I started by putting empty rice and biscuit packets, bread bags and the like in a basket handily located beneath the bottom shelf of my pantry. After eight weeks, I had collected a shopping trolley’s worth of scrunchable plastic (that’s it all in the shopping trolley photo to the right).

Before heading to the recycling bin, I unfurled everything on the dining room floor, creating quite a mess. A quick audit showed I had 142 bags, including 27 that had stored bread, seven each from nuts and biscuits, six from pasta, five from clothing, three from lollies and 15 unidentified plain bags.
It really is astounding how much you can accumulate in a fairly short time, and how many household items are packaged in this soft plastic: cat food, kitchen towel, toilet paper, sponges, stationery, bagels, cocoa, noodles, and the
list goes on.

Multiply the 142 bags from my average household by the number of households in an average street, suburb, town or city and you come up with quite a mountain of plastic.

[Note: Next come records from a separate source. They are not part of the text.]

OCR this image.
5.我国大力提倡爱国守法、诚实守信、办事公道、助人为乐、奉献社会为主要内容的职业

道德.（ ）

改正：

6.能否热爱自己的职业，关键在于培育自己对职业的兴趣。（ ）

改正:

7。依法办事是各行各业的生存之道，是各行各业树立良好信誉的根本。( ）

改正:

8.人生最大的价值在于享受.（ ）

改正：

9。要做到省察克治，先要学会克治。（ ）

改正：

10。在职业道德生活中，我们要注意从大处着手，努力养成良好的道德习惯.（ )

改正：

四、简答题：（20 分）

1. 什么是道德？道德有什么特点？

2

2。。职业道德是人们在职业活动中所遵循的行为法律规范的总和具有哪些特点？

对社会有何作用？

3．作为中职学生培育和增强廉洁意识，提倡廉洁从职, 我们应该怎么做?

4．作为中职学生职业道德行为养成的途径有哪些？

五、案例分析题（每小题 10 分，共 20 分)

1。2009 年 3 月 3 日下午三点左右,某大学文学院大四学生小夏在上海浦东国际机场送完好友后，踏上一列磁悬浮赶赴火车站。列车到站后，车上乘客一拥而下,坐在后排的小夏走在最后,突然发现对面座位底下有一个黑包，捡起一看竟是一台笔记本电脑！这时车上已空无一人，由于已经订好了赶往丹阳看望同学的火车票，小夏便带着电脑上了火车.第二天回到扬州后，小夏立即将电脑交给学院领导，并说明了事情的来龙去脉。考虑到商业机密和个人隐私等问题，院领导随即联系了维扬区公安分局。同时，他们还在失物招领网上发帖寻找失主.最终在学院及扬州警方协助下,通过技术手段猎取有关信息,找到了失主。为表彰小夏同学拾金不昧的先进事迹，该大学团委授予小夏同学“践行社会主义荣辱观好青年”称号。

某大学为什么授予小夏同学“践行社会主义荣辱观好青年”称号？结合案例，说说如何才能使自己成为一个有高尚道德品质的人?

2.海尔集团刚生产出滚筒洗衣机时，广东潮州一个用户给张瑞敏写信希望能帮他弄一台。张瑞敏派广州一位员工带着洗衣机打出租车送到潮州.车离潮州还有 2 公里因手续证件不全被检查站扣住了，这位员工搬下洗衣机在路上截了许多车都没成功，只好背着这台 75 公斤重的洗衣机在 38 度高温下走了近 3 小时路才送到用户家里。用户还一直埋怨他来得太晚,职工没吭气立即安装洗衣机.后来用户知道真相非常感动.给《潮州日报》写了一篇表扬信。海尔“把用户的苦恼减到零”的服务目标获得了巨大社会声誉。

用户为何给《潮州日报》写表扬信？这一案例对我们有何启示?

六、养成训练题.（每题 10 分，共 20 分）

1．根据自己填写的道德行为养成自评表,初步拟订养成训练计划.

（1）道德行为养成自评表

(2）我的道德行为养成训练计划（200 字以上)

As the weeks progressed and I got better at remembering not to put my scrunchable plastic in the kitchen bin, I noticed that my regular kerbside garbage bin was not nearly as full each week. When you think that, according to Clean Up Australia, our nation dumps 7150 recyclable plastic bags into landfill every minute, you realise how important it is that we find a way of dealing with this waste. Of course, it’s always a
good idea to favour products that have minimal packaging.

RED Group Director Liz Kasell says the program is recovering about a million bags each week Australia-wide and public interest is growing. “We’ve seen increases of up to 300 per cent in cities like Sydney,” she says.

“People are emailing us every day telling us that their garbage bin is down to almost nothing. It’s pretty exciting.”